Dieses Ergebnis war allerdings lediglich ein Zwischenergebnis. Unter den Lobbyisten wurde ein weiteres Tohuwabohu in "Chaos-Stadt" provoziert. Jeder Lobbyist musste Bewohner von "Chaos-Stadt" werden, bekam eine konkrete Lebenssituation zugelost und hatte  kritisch einzuschätzen, ob er in "Chaos-Stadt" ideal versorgt ist. Gut zwei Drittel der Bewohner von "Chaos-Stadt" fanden sich ideal bzw. akzeptabel versorgt, knapp ein Drittel stellte fest unterversorgt oder sogar vollständig unberücksichtigt zu sein.

 


Mit diesem Fazit setzten sich die Bewohner von "Chaos-Stadt" in Lebensaltergruppen zusammen und formulierten Erwartungen an ihre Politikerinnen und Politikern, dass:


- kindgerechte Spiel- und Bewegungsflächen bei Bauvorhaben gesetzlich vorgeschrieben werden
- die Anzahl an Bibliotheken gerade für Kinder und Jugendliche ausgeweitet wird
- sichere Fahrradstellplätze in Schulen errichtet werden
- ein bundesweit einheitliches Abitur eingeführt wird
- kostenlose Kinderbetreuungsplätze mit längeren Öffnungszeiten zur Verfügung gestellt werden
- Neuverschuldung vermieden wird
- private und berufliche Weiterbildungen finanziert werden
- alle Menschen über eine ausreichende staatliche Grundrente verfügen

Das Tohuwabohu in "Chaos-Stadt" war geordnet, nicht total ideal, nicht ohne Kompromisse, nicht ohne Nachbesserungsbedarf und auch nicht immer mit Spaß. Dieser sollte am Abend garantiert sein, denn gemeinsam und ohne Lobbyabsichten startete ein geselliger Spiele-Casino-Abend.

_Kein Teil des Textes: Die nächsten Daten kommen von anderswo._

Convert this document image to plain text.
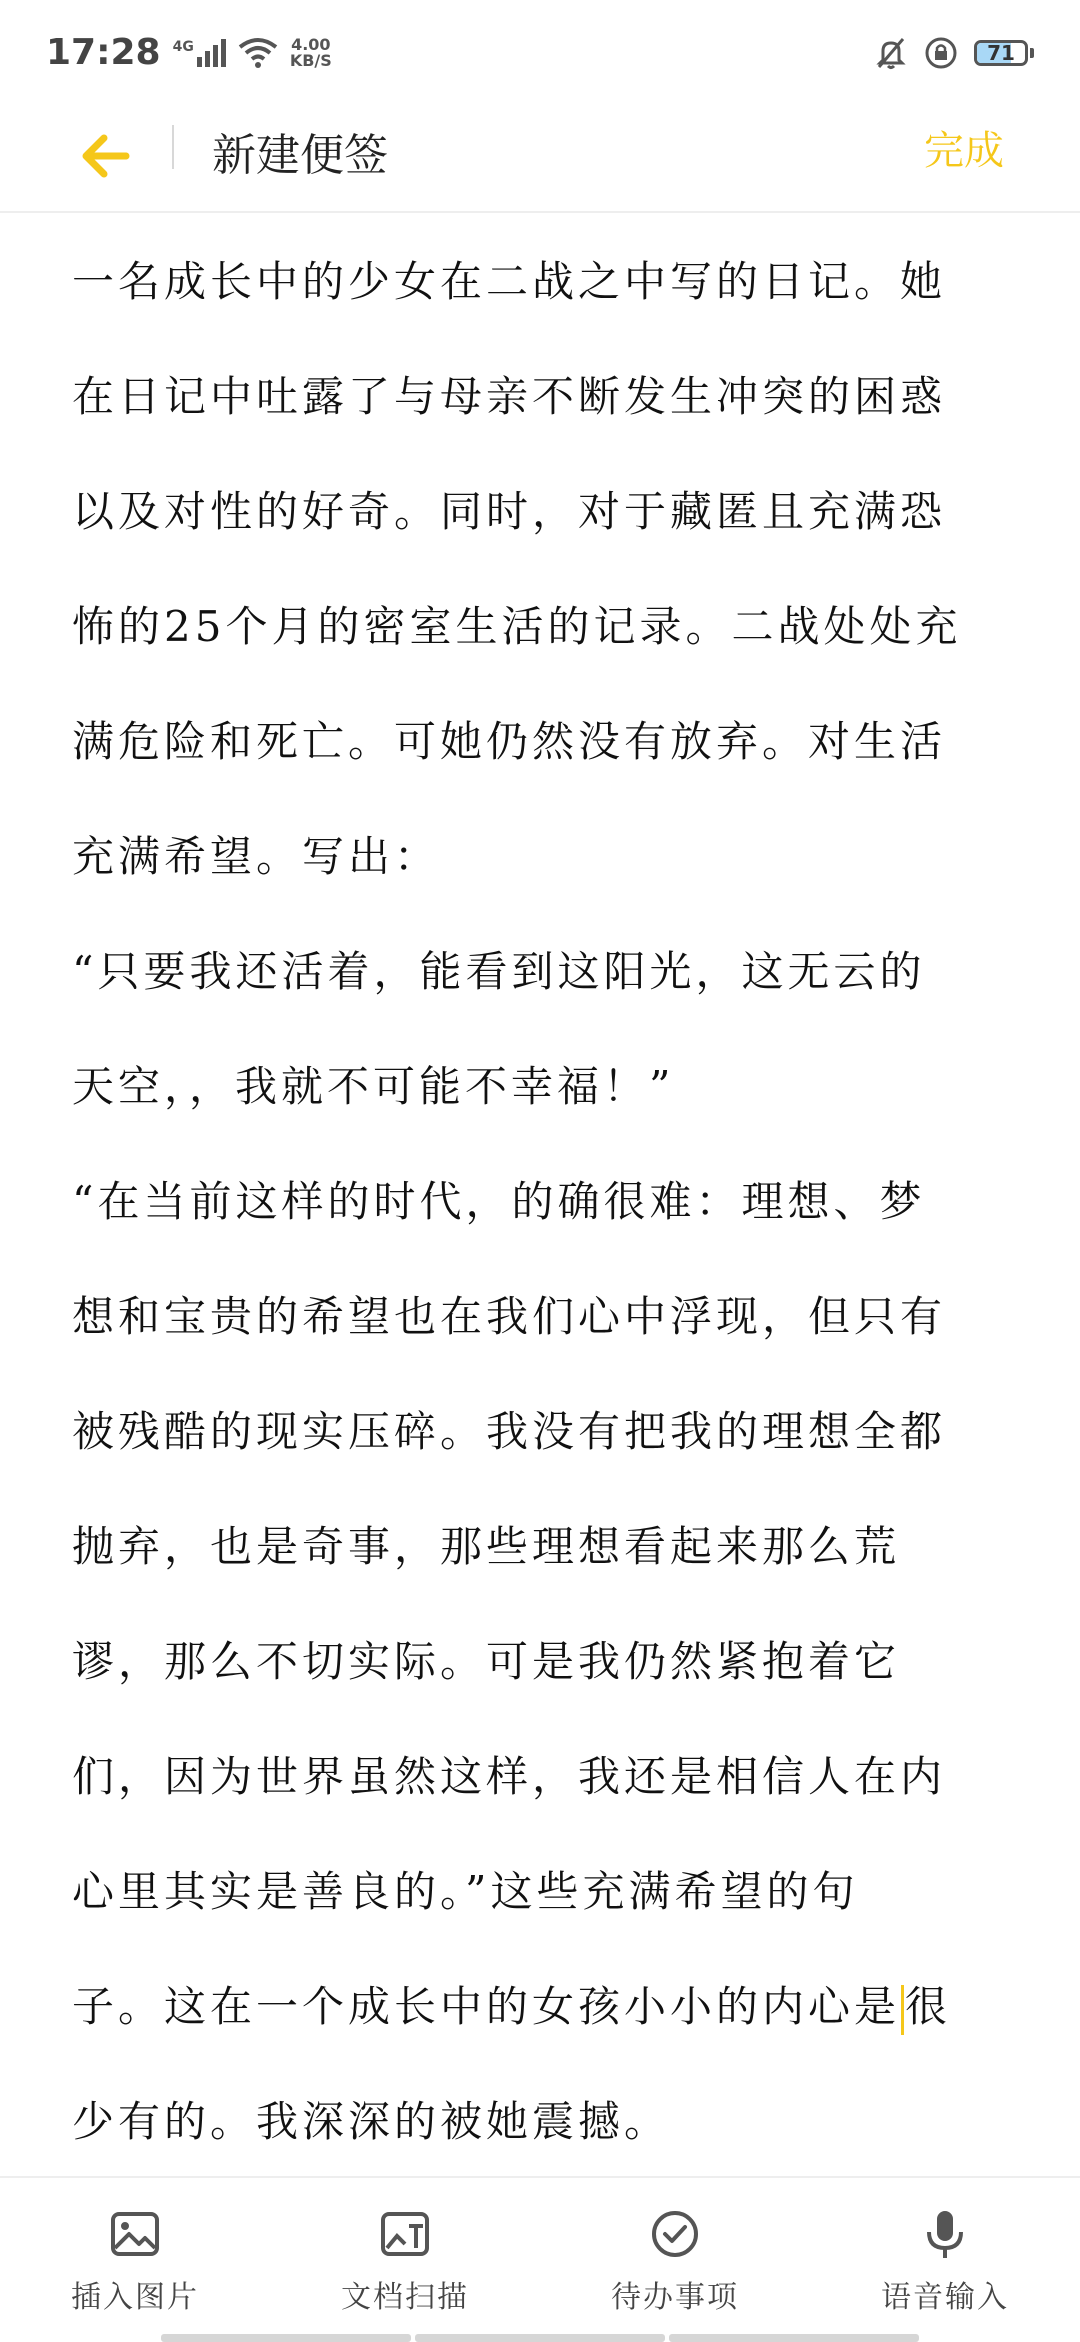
17:28 4G	4.00
KB/S	71
新建便签	完成
一名成长中的少女在二战之中写的日记。她
在日记中吐露了与母亲不断发生冲突的困惑
以及对性的好奇。同时，对于藏匿且充满恐
怖的25个月的密室生活的记录。二战处处充
满危险和死亡。可她仍然没有放弃。对生活
充满希望。写出：
“只要我还活着，能看到这阳光，这无云的
天空，，我就不可能不幸福！”
“在当前这样的时代，的确很难：理想、梦
想和宝贵的希望也在我们心中浮现，但只有
被残酷的现实压碎。我没有把我的理想全都
抛弃，也是奇事，那些理想看起来那么荒
谬，那么不切实际。可是我仍然紧抱着它
们，因为世界虽然这样，我还是相信人在内
心里其实是善良的。”这些充满希望的句
子。这在一个成长中的女孩小小的内心是 很
少有的。我深深的被她震撼。
插入图片	文档扫描	待办事项	语音输入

Selbstverständlich gehörte zum Wochenende ein gemeinsamer Gottesdienst am Sonntag, zumal eines der ersten und unstrittigsten Gebäude in "Chaos-Stadt" die Kirche "Zu den heiligen 14 Nothelfern" war. Nach der Kirche ging es nicht zum Frühschoppen in die Kneipe (hatte keine Lobbyistengruppe überhaupt auf der Rechnung), sondern zur Bürgerversammlung: Feedbackrunde. Einstimmig fiel das Urteil aus, dass ein schwieriges Thema beackert wurde, dass sich dies anfangs nur zäh bearbeiten ließ, aber dass gemeinsam ’ne Menge geschafft wurde.